On revoit le film de nos derniers aurevoirs faits sans réelle conscience de l’impermanence, dans le déni le plus total qu’il est possible que l’on ne se revoit jamais, même si le risque est faible.


 La mort est le propre de l’Homme 💀

Qu’on l’accepte ou qu’on la refuse, nous y ferons tous face en tant qu’endeuillé et un jour, en tant que mortel décédé. Qu’on y pense dans notre quotidien ou qu’on fasse comme si rien n’était, cela n’empêchera pas la mort de frapper.
Pourquoi ne pas avoir cette conscience dans notre quotidien pour mettre du poids dans nos actions, éviter les conflits, accorder son pardon, dire ce qu’on a sur le cœur, ne attendre pas encore et toujours le soi-disant bon moment ?

La soudaineté de la mort arrache cette illusion de permanence. Elle nous confronte à la fragilité de la vie. Dans l’épisode n°56, j’ai reçu Ramana qui a perdu son père brutalement alors qu’il était tranquillement en train de jardiner…

C’est un rappel brutal de cette vérité : la mort n’attend pas notre préparation. Elle se manifeste sans invitation, laissant derrière son passage un chaos émotionnel intense avec douleur, tristesse, incertitudes, doutes…

Nous ne sommes jamais vraiment prêts et nous ne pouvons pas réellement l’être puisqu’il n’est pas possible de concevoir l’absence totale et définitive tant qu’elle n’est pas. Alors que pouvons nous faire ?

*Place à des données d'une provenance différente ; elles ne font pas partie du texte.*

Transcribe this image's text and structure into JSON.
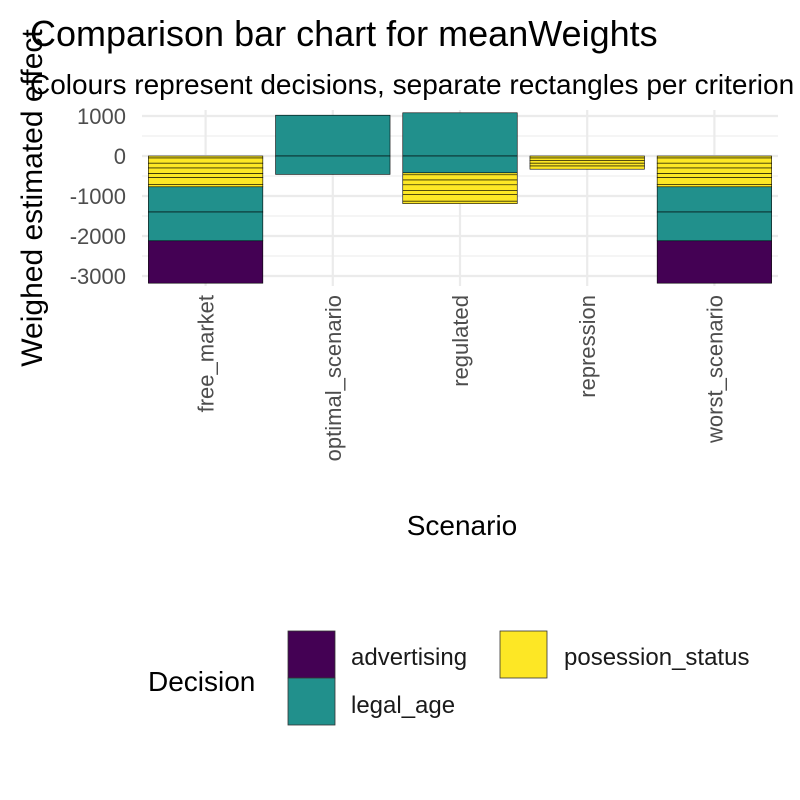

  • Conscientiser les attachements matériels et relationnels que nous avons dans cette vie et travailler la notion de détachement
  • Développer la connaissance de soi pour favoriser la confiance et la résilience
  • Avoir des outils et pratiques pour prendre soin de soi et réguler ses émotions

La violence de cette interruption nous force à reconsidérer nos vies, à réévaluer nos priorités et à chercher un sens dans un monde qui, momentanément, semble en manquer cruellement. La soudaineté d’un décès aussi difficile soit-elle sur le chemin du deuil peut aussi montrer une forme d’urgence de vivre qui met plus de conscience dans la vie, invite à vivre plus pleinement et plus consciemment ou encore à oser vivre nos rêves et nos envies. 

C’est l’expérience de Ramana où se mêlent sur son chemin de deuil, la créativité, l’entrepreneuriat, le deuil de l’autre et l’écho à sa propre mort.